LONDON (Reuters) - Buyers at London Fashion Week said they plan to be more cautious about spending and will take on fewer new designers in the uncertain economic climate that has emerged from the global credit crunch.
Even though the single European currency has strengthened against Britain’s pound in the past six months, buyers from countries which have adopted the euro said they had tightened their purse strings slightly. Reuters correspondents failed to find representatives of U.S. retail stores at the shows.
“I think we’re just being more cautious about the way we spend our money,” Coco Chom, a buyer for luxury British retailer Harvey Nichols, told Reuters dressed in a black fur coat.
Business consultancy Bain & Co have said sales of luxury goods could drop as much as 7 percent worldwide in 2009.
Silvia Bertocchi, who works for department store 10 Corso Como in Milan, said her budget was “almost” the same as last year’s: “Just a little bit lower.”
But Parisian buyer Maria-Luisa Poumaillou, who has stores in Hong Kong and Qatar, said she cut her budget by 20 percent.
“The same quality, the same selection, just slightly less,” she told Reuters.
One store’s representative, however, said business would carry on as usual.
“(Our approach) hasn’t really changed, regardless of the economic climate,” said Ed Burstell, director at London’s Liberty department store. He said customers had “not yet” reined in spending and that he was carrying on as before.
“(The budget is) all flexible, it all depends on the product,” he said. “We look for things that are unusual and unique, and really have original thought to them.”
The buyers, including Chom and Bertocchi, said they said they were confirming orders with their usual brands but were taking on fewer up-and-coming designers, in a city famous for producing some of fashion’s biggest innovators.
Vincent Frayssinet, sales manager for Betty Jackson, agreed: “Stores might be buying less brands, but when they go for one brand they actually focus on it.”
Niki Scordi, managing director at Nicole Farhi, agreed that buyer’s budgets were being scrutinized more closely.

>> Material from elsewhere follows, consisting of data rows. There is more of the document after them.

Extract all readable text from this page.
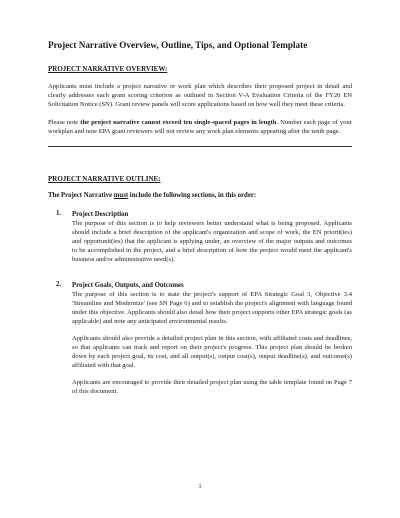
Project Narrative Overview, Outline, Tips, and Optional Template
PROJECT NARRATIVE OVERVIEW:

Applicants must include a project narrative or work plan which describes their proposed project in detail and clearly addresses each grant scoring criterion as outlined in Section V-A Evaluation Criteria of the FY20 EN Solicitation Notice (SN). Grant review panels will score applications based on how well they meet these criteria.

Please note the project narrative cannot exceed ten single-spaced pages in length. Number each page of your workplan and note EPA grant reviewers will not review any work plan elements appearing after the tenth page.

PROJECT NARRATIVE OUTLINE:
The Project Narrative must include the following sections, in this order:
1.	Project Description

The purpose of this section is to help reviewers better understand what is being proposed. Applicants should include a brief description of the applicant's organization and scope of work, the EN priorit(ies) and opportunit(ies) that the applicant is applying under, an overview of the major outputs and outcomes to be accomplished in the project, and a brief description of how the project would meet the applicant's business and/or administrative need(s).

2.	Project Goals, Outputs, and Outcomes

The purpose of this section is to state the project's support of EPA Strategic Goal 3, Objective 3.4 'Streamline and Modernize' (see SN Page 6) and to establish the project's alignment with language found under this objective. Applicants should also detail how their project supports other EPA strategic goals (as applicable) and note any anticipated environmental results.

Applicants should also provide a detailed project plan in this section, with affiliated costs and deadlines, so that applicants can track and report on their project's progress. This project plan should be broken down by each project goal, its cost, and all output(s), output cost(s), output deadline(s), and outcome(s) affiliated with that goal.

Applicants are encouraged to provide their detailed project plan using the table template found on Page 7 of this document.

1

Frayssinet said sterling’s weakness against the dollar was helping to attract more foreign clients.
“We have international interest, especially from South America. Saudi Arabia as well,” Frayssinet said.
To boost demand, London’s mayor’s office organized trips for buyers from Dubai and elsewhere, at a cost of 40,000 pounds to the taxpayer.
Retailer Barney’s New York, owned by the Dubai’s investment agency Istithmar World, said that it was not sending its chief buyer to London, as it had in the past.
“Our overall budget at this moment is really dictated by the economy in general,” a spokeswomen for the store said. Fellow U.S. luxury chain Saks Fifth Avenue declined to comment on its budget or whether it was sending a buyer.
Although French buyer Poumaillou said her clients chiefly wanted clothes, others said they were keen on accessories.
“Clothes and accessories, both,” Bertocchi said.
Chom said she was looking for clothes, but that accessory sales would probably be quite resilient in the downturn.
“It’s always an easy way into a brand,” Chom said. “And an easy way to update an outfit.”
Zoe Lem, who runs a boutique in London’s Islington area, said accessories were popular among her clients, who were willing to spend money on “investment pieces.”
“I’ve noticed over the last 3 or 4 months that they’re not coming to me for basics,” she said. “They’ll go to the high street for a black trouser but they’re coming to me for the special bits.”
Among the exhibits at London Fashion Week’s main tent, several vendors said buyers were being more cautious this year.
“They haven’t been talking about budgets at all actually,” said Heather Whittle, who works for shoe-maker Beyond Skin and has been attending fashion week for several years.
“The reaction that we’ve had from our showroom is that people are wanting to commit a bit later,” she said. “This season we could be doing... a bit more hounding.”